Do we always have $\dim_{K}X \leq n$ (at least in the case $L/K$ is algebraic)? When is $\dim_{K}X = n$? 
The case $n=1$ is clear. If $a \not =0 $, then if $ax_1=\sigma(x_1)$ and $ax_2=\sigma(x_2)$ for non-zero $x_1, x_2$,  we get $\sigma(x_1/x_2)=x_1/x_2$ hence $x_1 \in Kx_2$ so the dimension is no bigger than $1$. And the dimension is $1$ iff $a=\sigma(x)/x$ for some no-zero $x \in L$. If $L/K$ is finite cyclic, then this is equivalent to the norm $Na=1$.

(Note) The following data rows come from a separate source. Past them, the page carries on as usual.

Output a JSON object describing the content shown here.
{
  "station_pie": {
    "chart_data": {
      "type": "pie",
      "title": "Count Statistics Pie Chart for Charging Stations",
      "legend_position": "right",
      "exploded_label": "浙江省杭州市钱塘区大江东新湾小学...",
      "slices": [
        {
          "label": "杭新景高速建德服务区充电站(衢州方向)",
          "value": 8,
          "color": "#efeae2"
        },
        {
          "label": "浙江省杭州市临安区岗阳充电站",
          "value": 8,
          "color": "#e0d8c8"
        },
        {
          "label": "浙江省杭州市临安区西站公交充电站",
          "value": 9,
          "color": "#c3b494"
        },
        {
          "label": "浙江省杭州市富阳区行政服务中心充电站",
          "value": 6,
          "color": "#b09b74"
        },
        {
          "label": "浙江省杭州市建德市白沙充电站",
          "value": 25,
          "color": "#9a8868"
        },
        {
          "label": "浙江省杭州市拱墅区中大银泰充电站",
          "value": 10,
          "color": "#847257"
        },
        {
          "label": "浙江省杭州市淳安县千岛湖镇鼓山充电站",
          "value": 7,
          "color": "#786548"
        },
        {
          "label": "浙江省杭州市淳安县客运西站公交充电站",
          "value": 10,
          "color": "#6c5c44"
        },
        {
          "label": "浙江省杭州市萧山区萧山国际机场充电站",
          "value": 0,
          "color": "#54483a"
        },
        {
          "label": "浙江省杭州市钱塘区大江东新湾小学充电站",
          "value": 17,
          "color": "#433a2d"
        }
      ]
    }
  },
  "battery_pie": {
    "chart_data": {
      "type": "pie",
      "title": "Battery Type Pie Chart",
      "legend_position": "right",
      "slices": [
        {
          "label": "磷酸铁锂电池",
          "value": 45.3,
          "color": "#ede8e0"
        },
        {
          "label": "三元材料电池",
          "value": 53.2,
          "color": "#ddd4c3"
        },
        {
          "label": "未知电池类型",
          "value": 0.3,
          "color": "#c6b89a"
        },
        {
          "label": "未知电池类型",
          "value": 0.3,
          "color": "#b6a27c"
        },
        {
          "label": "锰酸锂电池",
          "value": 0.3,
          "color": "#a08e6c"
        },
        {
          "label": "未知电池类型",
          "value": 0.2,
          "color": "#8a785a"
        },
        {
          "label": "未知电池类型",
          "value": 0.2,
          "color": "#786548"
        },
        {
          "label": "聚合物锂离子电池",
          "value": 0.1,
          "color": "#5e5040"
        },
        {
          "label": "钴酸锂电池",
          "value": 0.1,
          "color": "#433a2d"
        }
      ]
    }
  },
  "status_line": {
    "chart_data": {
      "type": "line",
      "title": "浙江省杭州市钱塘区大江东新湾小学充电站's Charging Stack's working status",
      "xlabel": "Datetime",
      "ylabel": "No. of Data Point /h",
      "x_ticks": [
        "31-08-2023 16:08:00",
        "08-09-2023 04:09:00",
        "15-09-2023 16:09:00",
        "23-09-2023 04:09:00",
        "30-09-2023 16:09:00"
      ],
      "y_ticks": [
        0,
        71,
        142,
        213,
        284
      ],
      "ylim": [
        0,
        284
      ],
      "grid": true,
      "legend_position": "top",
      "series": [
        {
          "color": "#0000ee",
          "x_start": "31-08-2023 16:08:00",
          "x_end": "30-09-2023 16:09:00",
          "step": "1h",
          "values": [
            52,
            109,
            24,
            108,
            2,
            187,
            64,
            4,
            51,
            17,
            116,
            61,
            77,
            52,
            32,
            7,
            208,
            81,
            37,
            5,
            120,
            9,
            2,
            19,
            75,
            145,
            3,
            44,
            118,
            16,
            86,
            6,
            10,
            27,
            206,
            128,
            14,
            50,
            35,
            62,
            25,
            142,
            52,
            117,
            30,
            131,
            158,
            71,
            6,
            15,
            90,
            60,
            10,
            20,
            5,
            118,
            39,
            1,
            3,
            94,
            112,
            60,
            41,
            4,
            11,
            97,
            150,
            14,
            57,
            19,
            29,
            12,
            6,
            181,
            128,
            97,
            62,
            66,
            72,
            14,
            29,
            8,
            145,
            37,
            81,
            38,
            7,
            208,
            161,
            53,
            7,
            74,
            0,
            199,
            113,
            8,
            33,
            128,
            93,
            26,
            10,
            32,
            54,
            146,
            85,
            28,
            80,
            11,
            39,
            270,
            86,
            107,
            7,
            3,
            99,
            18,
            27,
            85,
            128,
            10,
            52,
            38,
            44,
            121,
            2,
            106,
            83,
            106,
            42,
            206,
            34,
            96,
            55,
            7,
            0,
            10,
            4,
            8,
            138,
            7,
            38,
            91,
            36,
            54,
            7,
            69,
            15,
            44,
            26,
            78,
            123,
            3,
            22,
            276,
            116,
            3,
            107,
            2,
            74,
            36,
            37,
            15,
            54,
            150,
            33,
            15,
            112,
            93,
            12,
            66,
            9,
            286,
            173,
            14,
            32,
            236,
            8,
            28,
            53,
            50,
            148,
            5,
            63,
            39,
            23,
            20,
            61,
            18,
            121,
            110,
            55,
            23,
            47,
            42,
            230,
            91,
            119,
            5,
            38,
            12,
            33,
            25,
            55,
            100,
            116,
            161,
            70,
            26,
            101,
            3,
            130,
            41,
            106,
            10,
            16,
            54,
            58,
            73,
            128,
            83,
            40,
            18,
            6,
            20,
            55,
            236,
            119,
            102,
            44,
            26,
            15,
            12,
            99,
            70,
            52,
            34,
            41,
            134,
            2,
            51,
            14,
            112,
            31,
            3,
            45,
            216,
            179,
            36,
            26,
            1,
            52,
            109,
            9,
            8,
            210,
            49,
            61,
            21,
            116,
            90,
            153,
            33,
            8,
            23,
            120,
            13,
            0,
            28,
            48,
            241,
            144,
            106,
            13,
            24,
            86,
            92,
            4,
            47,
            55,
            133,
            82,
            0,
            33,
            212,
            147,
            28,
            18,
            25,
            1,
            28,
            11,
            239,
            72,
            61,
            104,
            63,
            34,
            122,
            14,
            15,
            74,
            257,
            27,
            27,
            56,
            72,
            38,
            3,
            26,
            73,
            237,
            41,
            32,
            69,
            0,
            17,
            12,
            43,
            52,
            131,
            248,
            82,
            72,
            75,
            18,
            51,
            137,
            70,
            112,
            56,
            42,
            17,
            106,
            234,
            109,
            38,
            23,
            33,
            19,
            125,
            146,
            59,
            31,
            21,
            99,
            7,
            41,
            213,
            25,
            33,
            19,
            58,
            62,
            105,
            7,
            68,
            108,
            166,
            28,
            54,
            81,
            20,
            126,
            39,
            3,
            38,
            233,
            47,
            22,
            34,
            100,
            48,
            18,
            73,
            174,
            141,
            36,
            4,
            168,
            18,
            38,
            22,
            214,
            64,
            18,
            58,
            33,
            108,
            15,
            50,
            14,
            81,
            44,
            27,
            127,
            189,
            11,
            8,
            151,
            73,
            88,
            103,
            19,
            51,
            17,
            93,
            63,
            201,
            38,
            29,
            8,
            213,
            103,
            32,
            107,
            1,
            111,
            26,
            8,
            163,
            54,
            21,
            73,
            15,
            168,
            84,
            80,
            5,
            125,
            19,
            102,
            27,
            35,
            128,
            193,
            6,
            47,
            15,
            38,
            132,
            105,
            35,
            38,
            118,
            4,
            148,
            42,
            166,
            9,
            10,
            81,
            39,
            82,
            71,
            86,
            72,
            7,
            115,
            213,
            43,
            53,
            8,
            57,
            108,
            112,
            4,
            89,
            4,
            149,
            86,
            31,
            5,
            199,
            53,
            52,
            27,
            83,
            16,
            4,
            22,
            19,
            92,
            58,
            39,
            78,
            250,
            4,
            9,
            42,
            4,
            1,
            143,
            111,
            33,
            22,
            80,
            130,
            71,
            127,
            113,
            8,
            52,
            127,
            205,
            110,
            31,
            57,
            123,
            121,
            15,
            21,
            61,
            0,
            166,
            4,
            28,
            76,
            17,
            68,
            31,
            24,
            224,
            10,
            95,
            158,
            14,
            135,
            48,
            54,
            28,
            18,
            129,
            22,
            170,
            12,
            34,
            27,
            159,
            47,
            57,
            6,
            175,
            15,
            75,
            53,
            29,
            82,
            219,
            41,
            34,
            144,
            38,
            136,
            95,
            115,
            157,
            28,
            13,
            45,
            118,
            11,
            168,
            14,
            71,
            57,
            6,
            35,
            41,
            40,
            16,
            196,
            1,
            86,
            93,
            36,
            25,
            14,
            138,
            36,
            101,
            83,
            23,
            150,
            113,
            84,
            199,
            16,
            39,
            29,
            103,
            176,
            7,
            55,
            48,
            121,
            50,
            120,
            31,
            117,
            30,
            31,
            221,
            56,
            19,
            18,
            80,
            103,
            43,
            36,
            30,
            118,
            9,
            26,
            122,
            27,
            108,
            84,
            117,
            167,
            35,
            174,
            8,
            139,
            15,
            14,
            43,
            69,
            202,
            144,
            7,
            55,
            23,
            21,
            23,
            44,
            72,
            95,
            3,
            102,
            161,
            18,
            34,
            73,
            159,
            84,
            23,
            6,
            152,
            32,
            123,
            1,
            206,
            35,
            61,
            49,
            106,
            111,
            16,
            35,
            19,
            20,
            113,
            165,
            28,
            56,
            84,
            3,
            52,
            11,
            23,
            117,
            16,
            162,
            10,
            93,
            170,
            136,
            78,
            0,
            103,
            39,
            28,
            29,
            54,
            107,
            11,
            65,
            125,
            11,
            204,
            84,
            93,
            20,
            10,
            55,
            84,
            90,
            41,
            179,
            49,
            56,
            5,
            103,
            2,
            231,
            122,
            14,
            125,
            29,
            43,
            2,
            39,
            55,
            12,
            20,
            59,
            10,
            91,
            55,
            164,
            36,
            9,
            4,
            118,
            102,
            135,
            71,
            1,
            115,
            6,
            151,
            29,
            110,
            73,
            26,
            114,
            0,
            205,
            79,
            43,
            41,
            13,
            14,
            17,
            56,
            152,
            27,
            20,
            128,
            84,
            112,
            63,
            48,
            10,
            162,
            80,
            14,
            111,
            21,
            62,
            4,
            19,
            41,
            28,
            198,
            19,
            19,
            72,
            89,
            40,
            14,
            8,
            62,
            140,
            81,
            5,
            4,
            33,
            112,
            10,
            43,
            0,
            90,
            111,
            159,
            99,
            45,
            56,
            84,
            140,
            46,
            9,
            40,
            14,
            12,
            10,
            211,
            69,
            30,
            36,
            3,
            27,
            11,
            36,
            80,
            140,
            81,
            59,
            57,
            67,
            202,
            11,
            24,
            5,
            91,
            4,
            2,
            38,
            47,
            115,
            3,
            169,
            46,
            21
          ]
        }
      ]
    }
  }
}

The case $char L=p>0$ and $\sigma=(x \rightarrow x^p)$, the dimension is $n$ when $L$ is large enough (separably closed) and $A \in GL_n(L)$, which can be proved using Jacobian criterion for smooth morphisms. This is a classical lemma used in the theory of $p$-adic Galois representations.
How about the case $L=\mathbb C$ and $\sigma$ is the complex conjugation?
 A: This is only a partial answer that shows $\dim_K X \leq n$ for $A \in GL_n(L)$.
It suffices to show that if $x_1, \dots, x_m \in X$ are $K$-linearly independent, then they are $L$-linearly independent. If they weren't, we could assume (up to reordering the $x_i$) that there exists a relation $\lambda_1 x_1+\dots+\lambda_l x_l = 0$ such that all the $\lambda_i$ are non-zero, $\lambda_1 = 1$ and that there exists no such relation involving fewer than $l$ of the $x_i$.
Applying $\sigma$ yields $\sigma(\lambda_1)\sigma(x_1)+\dots+\sigma(\lambda_l)\sigma(x_l) = 0$ and hence $A(\sigma(\lambda_1)x_1+\dots+\sigma(\lambda_l)x_l) = 0$. As $A$ is invertible, it follows that $\sigma(\lambda_1)x_1+\dots+\sigma(\lambda_l)x_l = 0$. Subtracting this relation from the first one contradicts the minimality of $l$ (since $1 = \lambda_1 = \sigma(\lambda_1)$) unless $\lambda_i = \sigma(\lambda_i)$ for all $i$. But then all $\lambda_i$ are in $K$, contradicting the $K$-linear independence of $x_1, \dots, x_m$.